两性离子多肽构建的pH敏感仿蛋白质分子纳米靶向药物研究

The targeted nano drug delivery draws great attention due to its good therapeutic results and promising potential applications. However, synthetic polymer based targeted nano drug vehicle is far away from nature protein molecules or other biomacromolecules in terms of biocompatibility, specificity and efficiency.

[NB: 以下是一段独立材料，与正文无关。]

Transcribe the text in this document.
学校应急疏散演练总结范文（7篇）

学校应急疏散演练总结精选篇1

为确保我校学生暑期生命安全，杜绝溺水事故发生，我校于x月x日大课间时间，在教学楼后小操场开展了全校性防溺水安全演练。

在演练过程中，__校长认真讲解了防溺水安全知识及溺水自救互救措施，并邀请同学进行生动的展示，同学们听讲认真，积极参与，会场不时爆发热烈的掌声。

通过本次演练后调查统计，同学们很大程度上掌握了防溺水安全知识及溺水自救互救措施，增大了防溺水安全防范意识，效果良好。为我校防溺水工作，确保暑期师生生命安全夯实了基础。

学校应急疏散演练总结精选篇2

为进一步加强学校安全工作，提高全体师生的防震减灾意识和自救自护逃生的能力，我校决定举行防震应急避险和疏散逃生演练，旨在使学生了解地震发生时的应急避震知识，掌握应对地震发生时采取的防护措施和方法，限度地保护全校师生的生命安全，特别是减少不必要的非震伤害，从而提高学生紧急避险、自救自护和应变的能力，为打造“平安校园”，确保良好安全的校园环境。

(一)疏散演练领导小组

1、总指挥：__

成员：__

Especially, synthetic polymer could not be digested through metabolization route, which could cause the accumulation of synthetic polymer in cells. Thus, we proposed a mimic way to prepare peptide-based nano drug vehicle (NDV) to solve this problem and also improve the targeting efficiency. The proposed NDV is formed by zwitterionic nonfouling glutamic acid and lysine (EK) polypeptides with hydrophobic oligo peptide brushes. Furthermore, strong acidic groups are introduced near hydrophobic core to promote the pH sensitive affinity switch to target the poly sialic acid (PSA) in tumor tissue. And glutamic acid-arginine (ER) dimers are inserted into EK polypeptides to obtain cleavability by cathepsin B, which is abundant in tumor tissue. Combining all these facts, the accumulation of NDVs could be increase and the internalization of NDVs could be promoted by the deprotection of EK polypeptides layer. Furthermore, the peptide-based hydrophobic core can be digested by other types of cathepsin in lysosomes to increase the release rate of loaded drug molecules. After all, it is expected that this biocompatible smart NDV could have both advantages of protein and synthetic molecules to efficiently inhibit cancer growth and lower toxicity to health tissues at low cost and high stability. This project will also help us understand how to achieve the advanced functions through mimicking protein molecules.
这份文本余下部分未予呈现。